The Odin Project is a free coding bootcamp that can be attended entirely online. They teach you everything you need to know to become a functioning full stack web developer, with a focus on JavaScript, HTML, CSS, and Ruby on Rails. Better still, you can complete real projects that can be uploaded to GitHub to help fill out your resume—just like a conventional boot camp.

Everything from the website to the curriculum that it hosts is open source, meaning you may one day help contribute to the Odin Project as an accomplished alumnus.

8. freeCodeCamp

Looking for a way to learn to code while helping the world become a better place? freeCodeCamp gives you all the usual perks of a coding camp—tutorials, challenges, projects, connections, and certificates—but at no cost to you.

Even better, later projects give you an opportunity to gain real experience building web apps for nonprofits. Learn the ins and outs of front-end web development, including JavaScript, HTML5, CSS, Bootstrap, and jQuery. Or get a certificate in back-end web development learning Node.js, Express, and MongoDB. Like any active open-source community, freeCodeCamp is constantly evolving with new projects, challenges, and certificates on the horizon.

9. HackerRank

If you already have some coding experience under your belt, HackerRank gives you an opportunity to pit your web development skills against programmers across the globe. Some people learn best in competitive environments and the thrill of climbing the leaderboard might be just the thing you need to motivate your continued growth as a developer. Earn points by completing coding challenges. Win prizes at hackathons and other competitions.

A wide variety of languages are supported on the site, including Java, C++, Ruby, Python, and SQL. As an added bonus, HackerRank challenges are currently trending as a filter for hiring managers in the tech sector.

10. Codewars

Looking for a coding “dojo” to sharpen your skills? Codewars is a martial arts themed coding practice site where you complete challenges called “kata” to gain “honor” to rank up and ascend the leaderboards.

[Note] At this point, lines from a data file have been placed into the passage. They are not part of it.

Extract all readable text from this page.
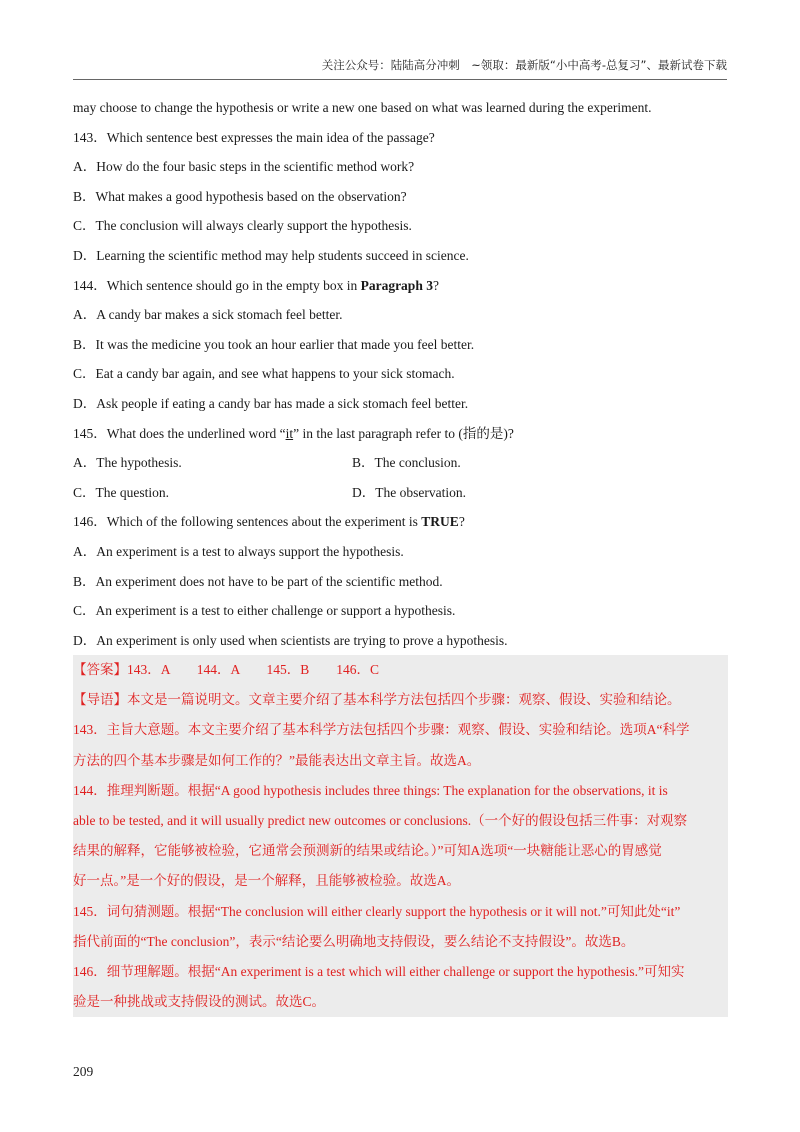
关注公众号：陆陆高分冲刺　~领取：最新版“小中高考-总复习”、最新试卷下载
may choose to change the hypothesis or write a new one based on what was learned during the experiment.
143．Which sentence best expresses the main idea of the passage?
A．How do the four basic steps in the scientific method work?
B．What makes a good hypothesis based on the observation?
C．The conclusion will always clearly support the hypothesis.
D．Learning the scientific method may help students succeed in science.
144．Which sentence should go in the empty box in Paragraph 3?
A．A candy bar makes a sick stomach feel better.
B．It was the medicine you took an hour earlier that made you feel better.
C．Eat a candy bar again, and see what happens to your sick stomach.
D．Ask people if eating a candy bar has made a sick stomach feel better.
145．What does the underlined word “it” in the last paragraph refer to (指的是)?
A．The hypothesis.	B．The conclusion.
C．The question.	D．The observation.
146．Which of the following sentences about the experiment is TRUE?
A．An experiment is a test to always support the hypothesis.
B．An experiment does not have to be part of the scientific method.
C．An experiment is a test to either challenge or support a hypothesis.
D．An experiment is only used when scientists are trying to prove a hypothesis.
【答案】143．A　　144．A　　145．B　　146．C
【导语】本文是一篇说明文。文章主要介绍了基本科学方法包括四个步骤：观察、假设、实验和结论。
143．主旨大意题。本文主要介绍了基本科学方法包括四个步骤：观察、假设、实验和结论。选项A“科学
方法的四个基本步骤是如何工作的？”最能表达出文章主旨。故选A。
144．推理判断题。根据“A good hypothesis includes three things: The explanation for the observations, it is
able to be tested, and it will usually predict new outcomes or conclusions.（一个好的假设包括三件事：对观察
结果的解释，它能够被检验，它通常会预测新的结果或结论。）”可知A选项“一块糖能让恶心的胃感觉
好一点。”是一个好的假设，是一个解释，且能够被检验。故选A。
145．词句猜测题。根据“The conclusion will either clearly support the hypothesis or it will not.”可知此处“it”
指代前面的“The conclusion”，表示“结论要么明确地支持假设，要么结论不支持假设”。故选B。
146．细节理解题。根据“An experiment is a test which will either challenge or support the hypothesis.”可知实
验是一种挑战或支持假设的测试。故选C。
209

Codewars places an emphasis on test-driven development (TDD) allowing you to use test cases to check the performance of your code in the browser to complete katas. The site supports the usual suspects like JavaScript, Ruby, Python, and PHP, but also covers newer languages like Go and Swift.

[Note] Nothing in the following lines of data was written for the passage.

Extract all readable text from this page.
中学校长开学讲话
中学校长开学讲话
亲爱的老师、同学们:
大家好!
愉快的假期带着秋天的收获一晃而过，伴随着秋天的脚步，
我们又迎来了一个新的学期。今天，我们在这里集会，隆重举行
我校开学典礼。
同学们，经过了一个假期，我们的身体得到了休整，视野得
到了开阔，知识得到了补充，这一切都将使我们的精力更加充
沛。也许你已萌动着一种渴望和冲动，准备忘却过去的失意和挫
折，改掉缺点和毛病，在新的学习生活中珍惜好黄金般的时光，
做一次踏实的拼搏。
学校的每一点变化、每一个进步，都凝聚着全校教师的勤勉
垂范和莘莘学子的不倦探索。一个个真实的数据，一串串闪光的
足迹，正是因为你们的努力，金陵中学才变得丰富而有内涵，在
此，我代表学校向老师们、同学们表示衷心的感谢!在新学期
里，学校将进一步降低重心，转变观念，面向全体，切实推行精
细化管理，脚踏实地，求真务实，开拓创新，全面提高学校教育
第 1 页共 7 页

Bonus: Coding communities and events

Beyond tutorial sites and online courses, there are online communities that are integral to one’s growth as a web developer.

  • Struggling with a piece of code? Stack Overflow is the most trusted place to ask questions and receive detailed answers from other developers over the web.
  • Looking for someplace outside of the official channels of a given language or framework to have an open forum for discussion? There’s usually a Reddit thread for every language or framework you can think of, and more general resources like r/WebdevTutorials.
  • Eager to give back to the world and encourage underrepresented groups to go into coding? Consider joining a community like Rails Girls, which encourages girls to learn to programme through Ruby on Rails—Upwork product architect, Aurel Canciu volunteers for them during his free time. There are many groups and communities out there to not only continue your own growth but to help others excel as well.